The record is heavily - and notably - influenced by not-so usual suspects Phillip Glass & Ryuichi Sakamoto, with a large dose of the more common Brian Eno thrown in for good measure. Eno's inspiration is splattered all over the title of the EP, and the idea behind the music only serves to take the comparison further.

A soundtrack to the inanimate, little tracks made to anthropomorphise every day objects and give them some sort of audio personality - that's the brief. Now, whilst this is all well and good (I'm an absolute sucker for a good concept/execution marriage) I don't believe this golden nugget of information will necessarily enhance your listening experience. I mean, when listening to a track called 'Glass', looking out of a glass window, you find yourself distracted, wondering which part of the experience with such an object each bit of the track is trying to put across. It's fun, yes, if a little too gimmicky, but I'd say your head will take more time with the music if it weren't ever to know that this was the idea behind it. In fact, you shouldn't have even read about it. In fact, you should rewind a little and skip this paragraph. (I realise now that nobody else on earth - apart from CFCF maybe - would sit staring at glass trying to decode it's personality... carry on).

With all this object stuff out of the way, the point remains that the sounds on this record are meditatively beautiful. Like the transition from Continents to Exercises, the debut drum tracking has been substantially replaced for more key-led structures. Here though, glazed marimbas have been positioned atop soft whirly chords, repeating into swells that are entirely reminiscent of kit-led arrangements. 'Glass' opens with one of these skittering melodies, slowly introducing elements behind a line which develops into the somewhat fragile backbone of the track.

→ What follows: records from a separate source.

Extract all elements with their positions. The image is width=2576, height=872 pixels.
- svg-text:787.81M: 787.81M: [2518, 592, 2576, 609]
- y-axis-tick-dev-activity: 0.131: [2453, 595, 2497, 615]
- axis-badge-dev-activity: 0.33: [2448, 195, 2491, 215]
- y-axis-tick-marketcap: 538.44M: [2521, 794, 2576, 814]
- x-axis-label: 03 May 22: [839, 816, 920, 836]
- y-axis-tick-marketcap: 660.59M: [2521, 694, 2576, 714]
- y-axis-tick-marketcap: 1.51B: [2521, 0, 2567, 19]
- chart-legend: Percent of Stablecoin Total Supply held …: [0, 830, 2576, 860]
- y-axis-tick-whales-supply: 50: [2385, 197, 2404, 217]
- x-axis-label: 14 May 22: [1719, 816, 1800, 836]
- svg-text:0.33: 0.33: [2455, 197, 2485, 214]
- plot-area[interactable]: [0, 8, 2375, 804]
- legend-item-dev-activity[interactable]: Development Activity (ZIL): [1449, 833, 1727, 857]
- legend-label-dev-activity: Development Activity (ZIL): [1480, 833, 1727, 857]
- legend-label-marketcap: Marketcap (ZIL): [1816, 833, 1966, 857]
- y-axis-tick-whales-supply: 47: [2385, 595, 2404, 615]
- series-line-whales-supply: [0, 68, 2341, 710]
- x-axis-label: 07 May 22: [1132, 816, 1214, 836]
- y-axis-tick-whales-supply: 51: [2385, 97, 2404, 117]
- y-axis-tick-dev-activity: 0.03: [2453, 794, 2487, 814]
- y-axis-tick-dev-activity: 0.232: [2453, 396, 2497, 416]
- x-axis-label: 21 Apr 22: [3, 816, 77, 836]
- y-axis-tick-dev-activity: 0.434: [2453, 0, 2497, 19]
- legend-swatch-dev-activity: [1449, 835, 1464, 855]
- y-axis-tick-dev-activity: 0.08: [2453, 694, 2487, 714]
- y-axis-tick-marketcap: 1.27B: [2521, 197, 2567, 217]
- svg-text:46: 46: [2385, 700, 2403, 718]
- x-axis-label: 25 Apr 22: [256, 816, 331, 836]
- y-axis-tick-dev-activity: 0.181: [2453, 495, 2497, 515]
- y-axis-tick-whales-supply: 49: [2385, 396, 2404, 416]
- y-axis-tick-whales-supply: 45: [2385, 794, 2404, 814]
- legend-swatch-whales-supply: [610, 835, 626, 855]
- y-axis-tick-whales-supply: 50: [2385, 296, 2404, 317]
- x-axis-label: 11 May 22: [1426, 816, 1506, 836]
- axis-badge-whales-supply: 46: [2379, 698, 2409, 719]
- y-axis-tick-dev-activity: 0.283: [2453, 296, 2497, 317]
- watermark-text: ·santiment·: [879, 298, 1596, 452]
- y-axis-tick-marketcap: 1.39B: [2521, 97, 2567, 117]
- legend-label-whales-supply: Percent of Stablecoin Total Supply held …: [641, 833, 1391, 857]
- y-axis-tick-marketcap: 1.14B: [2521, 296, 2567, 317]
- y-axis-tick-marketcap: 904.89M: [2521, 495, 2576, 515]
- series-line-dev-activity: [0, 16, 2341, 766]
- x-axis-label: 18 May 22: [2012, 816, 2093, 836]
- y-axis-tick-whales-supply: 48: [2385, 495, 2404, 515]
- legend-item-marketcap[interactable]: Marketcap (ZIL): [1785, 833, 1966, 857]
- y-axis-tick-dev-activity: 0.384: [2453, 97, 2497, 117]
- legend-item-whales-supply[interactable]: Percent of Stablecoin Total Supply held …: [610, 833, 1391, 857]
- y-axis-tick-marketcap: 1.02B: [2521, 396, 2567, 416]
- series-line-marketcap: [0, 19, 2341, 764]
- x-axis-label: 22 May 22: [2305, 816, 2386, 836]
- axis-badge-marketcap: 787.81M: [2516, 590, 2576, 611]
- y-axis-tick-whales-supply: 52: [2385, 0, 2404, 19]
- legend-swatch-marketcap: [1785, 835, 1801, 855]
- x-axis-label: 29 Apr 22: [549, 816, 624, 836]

It lacks a little in terms of an emotional connection, as the peaks and troughs of the sound are so detached, yet as an introduction to what is yet to come, it's a pretty good taster dish.

'Bowl' feels much more atmospheric, going about the wayfinding of the track in the entirely opposite fashion. When the pitchy piano stabs do arrive, it's already too late to transform, and the tracks slowly give way to the next. The EP continues like this until the mid section, when the soundscapes take on an aesthetic more akin to those of their contemporaries.

'Camera' is glorious, building high chords alongside rays of rich saxophone notes until we finally get the first taste of a tangible beat. It's no UV glowstick seducer by any means, but it's danceable, in a sort of festival comedown sort of way. There are subtle hints of Caribou to be heard here and there, as the synth brings a slightly Balearic feel to proceedings, yet it's modern orchestral maestro Bonobo whose music springs to mind on 'Keys'. Again, there is some sort of beat to be found, and whilst the foundations of the track summon a welcome feeling of hypnosis, the little pockets of screeches and horns keep the track fresh.

It seems like the peak has already been and gone with the next two tracks, focusing more on concentric swells of bells and resonating taps rather than the feeling the final result gives off. I'm not too sure if the rather frantic piano pattern in 'Lamp' makes me think of a microwave more than a light bulb, or even a kettle maybe. The EP closes with the spinal tickler that is 'Ring', an undeniably gorgeous onslaught of everything that is pretty. Little chimes descend into a swarm of glitter before evaporating, an ambiguously low melody soon becoming the main focus. Just before everything gets a little too morose, a climb back into the happier region of the keyboard signals the arrival of those chimes once more. It provides an intensely beautiful headphone experience, especially once you've already been coaxed into the depths of your limbic system with the rest of the music.

That's where the record sits when listening really - quite deep within your head. It's not something that can be appreciated during stop/start listens on the number 37 into town. It has to be sat with, and given time to breathe before it is truly understood. The concept is what it is, yet whether the music was conceived through that idea or not is irrelevant - it stands out just fine without any explanation as to its existence. The bits on the EP that are good are second to none in this field, creating genuine moments of bliss for the listener. If Silver can deliver that on an album sized scale, we're certainly in for a treat.